Bahnreisende haben bei Pannen schlechte Karten: Die ÖBB halten die Rechte ihrer Kunden klein. Änderung ist in Sicht.

Nach drei Stunden war es warm

Die Abfahrt in Wien erfolgte plangemäß. Allerdings war unser Wagon eiskalt und erst nach etwa drei Stunden, in Salzburg, einigermaßen warm“, beschreibt Frau Margarete K. ihre wenig erfreuliche Bahnreise. Herr Markus H. wiederum stand nach einer Verspätung ohne Anschlusszug da: „Es fuhr gerade der verspätete IC aus Wien in Linz ein, als sich der Anschlusszug für diese Verbindung im selben Moment auf den Weg machte.
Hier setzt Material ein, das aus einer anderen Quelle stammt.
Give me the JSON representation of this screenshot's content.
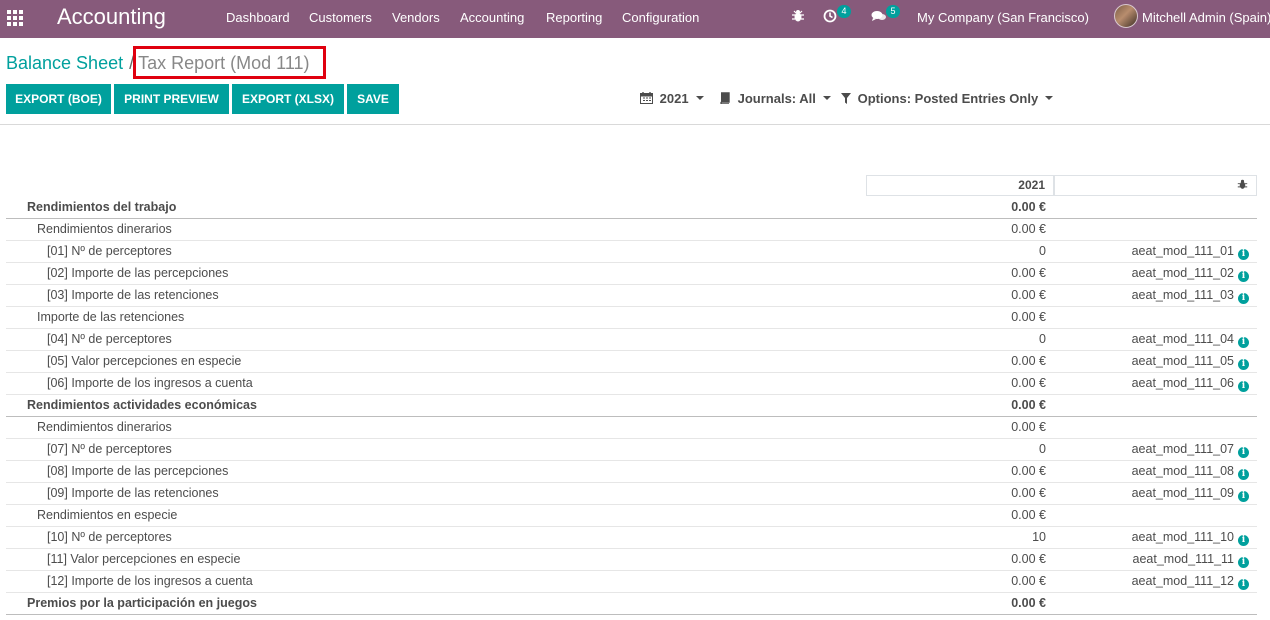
{
  "navbar": {
    "brand": "Accounting",
    "menu": [
      "Dashboard",
      "Customers",
      "Vendors",
      "Accounting",
      "Reporting",
      "Configuration"
    ],
    "activity_count": "4",
    "messages_count": "5",
    "company": "My Company (San Francisco)",
    "user": "Mitchell Admin (Spain)"
  },
  "breadcrumb": {
    "parent": "Balance Sheet",
    "separator": "/",
    "current": "Tax Report (Mod 111)"
  },
  "buttons": {
    "export_boe": "EXPORT (BOE)",
    "print_preview": "PRINT PREVIEW",
    "export_xlsx": "EXPORT (XLSX)",
    "save": "SAVE"
  },
  "filters": {
    "date": "2021",
    "journals": "Journals: All",
    "options": "Options: Posted Entries Only"
  },
  "table": {
    "column_header": "2021",
    "rows": [
      {
        "name": "Rendimientos del trabajo",
        "value": "0.00 €",
        "tag": ""
      },
      {
        "name": "Rendimientos dinerarios",
        "value": "0.00 €",
        "tag": ""
      },
      {
        "name": "[01] Nº de perceptores",
        "value": "0",
        "tag": "aeat_mod_111_01"
      },
      {
        "name": "[02] Importe de las percepciones",
        "value": "0.00 €",
        "tag": "aeat_mod_111_02"
      },
      {
        "name": "[03] Importe de las retenciones",
        "value": "0.00 €",
        "tag": "aeat_mod_111_03"
      },
      {
        "name": "Importe de las retenciones",
        "value": "0.00 €",
        "tag": ""
      },
      {
        "name": "[04] Nº de perceptores",
        "value": "0",
        "tag": "aeat_mod_111_04"
      },
      {
        "name": "[05] Valor percepciones en especie",
        "value": "0.00 €",
        "tag": "aeat_mod_111_05"
      },
      {
        "name": "[06] Importe de los ingresos a cuenta",
        "value": "0.00 €",
        "tag": "aeat_mod_111_06"
      },
      {
        "name": "Rendimientos actividades económicas",
        "value": "0.00 €",
        "tag": ""
      },
      {
        "name": "Rendimientos dinerarios",
        "value": "0.00 €",
        "tag": ""
      },
      {
        "name": "[07] Nº de perceptores",
        "value": "0",
        "tag": "aeat_mod_111_07"
      },
      {
        "name": "[08] Importe de las percepciones",
        "value": "0.00 €",
        "tag": "aeat_mod_111_08"
      },
      {
        "name": "[09] Importe de las retenciones",
        "value": "0.00 €",
        "tag": "aeat_mod_111_09"
      },
      {
        "name": "Rendimientos en especie",
        "value": "0.00 €",
        "tag": ""
      },
      {
        "name": "[10] Nº de perceptores",
        "value": "10",
        "tag": "aeat_mod_111_10"
      },
      {
        "name": "[11] Valor percepciones en especie",
        "value": "0.00 €",
        "tag": "aeat_mod_111_11"
      },
      {
        "name": "[12] Importe de los ingresos a cuenta",
        "value": "0.00 €",
        "tag": "aeat_mod_111_12"
      },
      {
        "name": "Premios por la participación en juegos",
        "value": "0.00 €",
        "tag": ""
      }
    ]
  }
}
Betroffen waren mehr als ein Dutzend Personen, die an diesem Abend über Attnang-Puchheim hinaus keinen Anschluss mehr hatten.“

Bahnreisen zum Abgewöhnen

Immer wieder berichten uns Bahnkunden über Bahnreisen zum Abgewöhnen und fragen empört, welcher Anspruch auf Entschädigung besteht – immerhin haben sie teures Geld bezahlt, im Vertrauen darauf, entsprechend den Fahrplanversprechungen mit zeitgemäßen Qualitätsstandards befördert zu werden.
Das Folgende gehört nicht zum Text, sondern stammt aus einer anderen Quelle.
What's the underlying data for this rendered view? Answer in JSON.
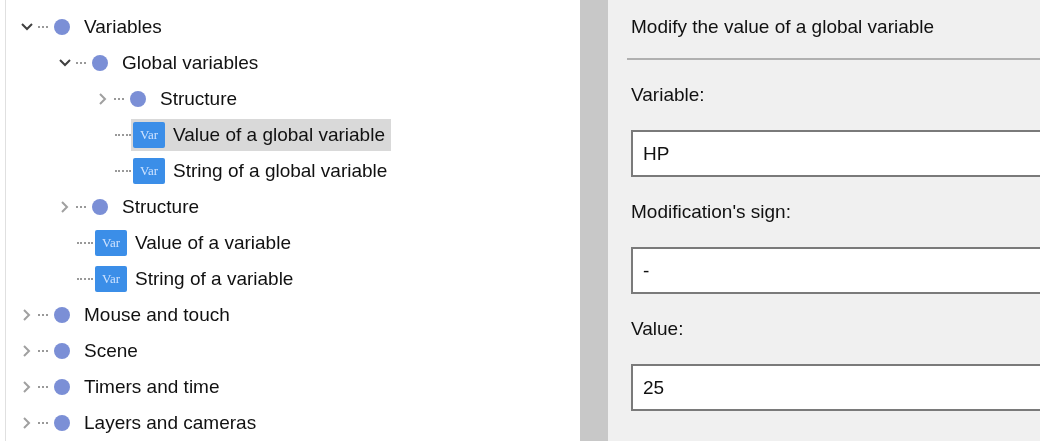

Kein Recht auf ordnungsgemäße Beförderung

Die überwiegende Zahl der Bahnfahrten verläuft ja problemlos. Doch wenn etwas schief geht, dann stellt man rasch fest: Ein Recht auf ordnungsgemäße Beförderung verkaufen die ÖBB mit dem Fahrschein nicht. Das bestätigt ein Blättern im „Österreichischen Eisenbahn-, Personen- und Reisegepäcktarif“ ÖPT ebenso wie ÖBB-Antworten auf Beschwerdebriefe sowie Gespräche mit Verantwortlichen in der ÖBB-Zentrale.
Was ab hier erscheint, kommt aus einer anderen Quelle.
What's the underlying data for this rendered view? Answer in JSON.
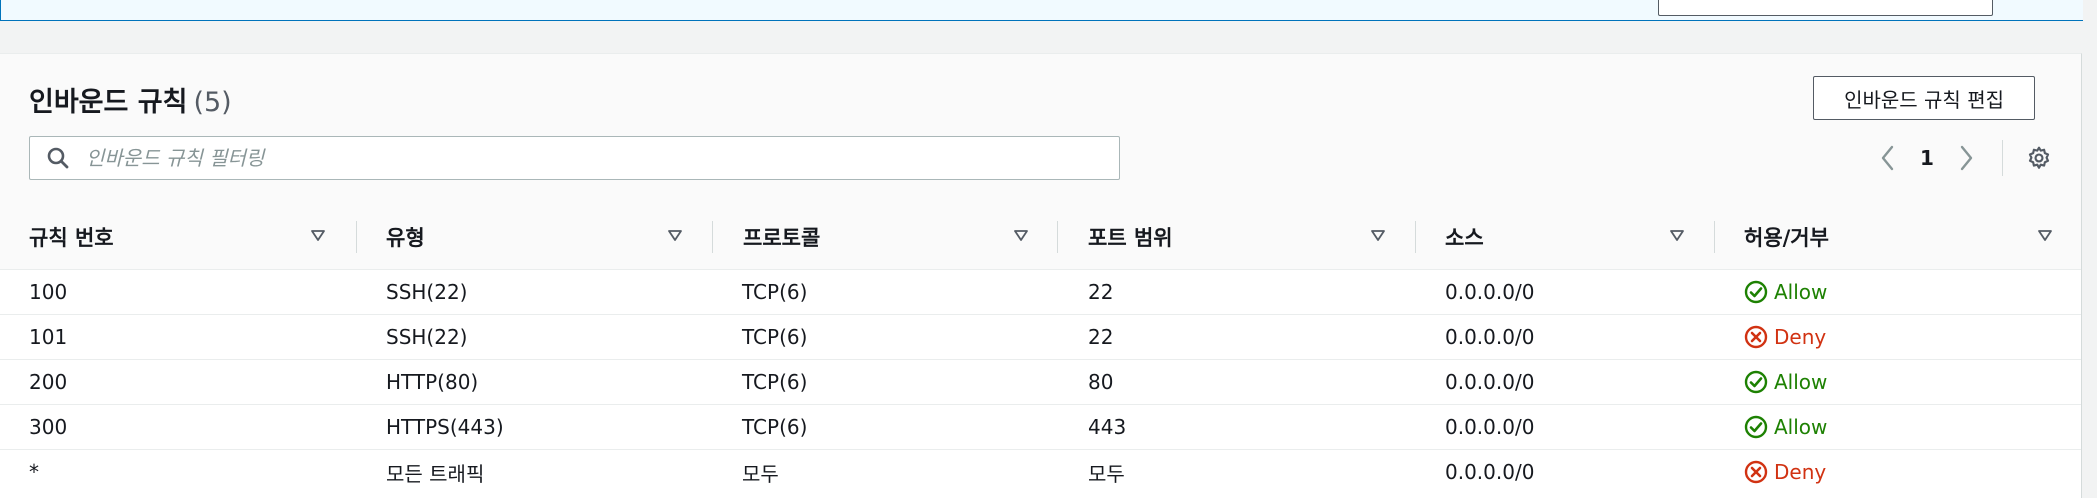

Kundenrechte klein geschrieben

Der ÖPT ist gespickt mit Formulierungen, die die Rechte der Bahnkunden klein halten, wie „Die Eisenbahn kann bei besonderen kaufmännischen, betrieblichen oder örtlichen Umständen die Beförderung von Reisenden sowie die Annahme und die Beförderung von Reisegepäck vorübergehend aussetzen“. Auch die Nichtbeförderung von Reisenden wird gerechtfertigt, „sofern die Beförderung durch Umstände verhindert wird, die die Eisenbahn nicht abzuwenden und denen sie auch nicht abzuhelfen vermag“ – unwillkürlich denkt man an den Streik im November 2003.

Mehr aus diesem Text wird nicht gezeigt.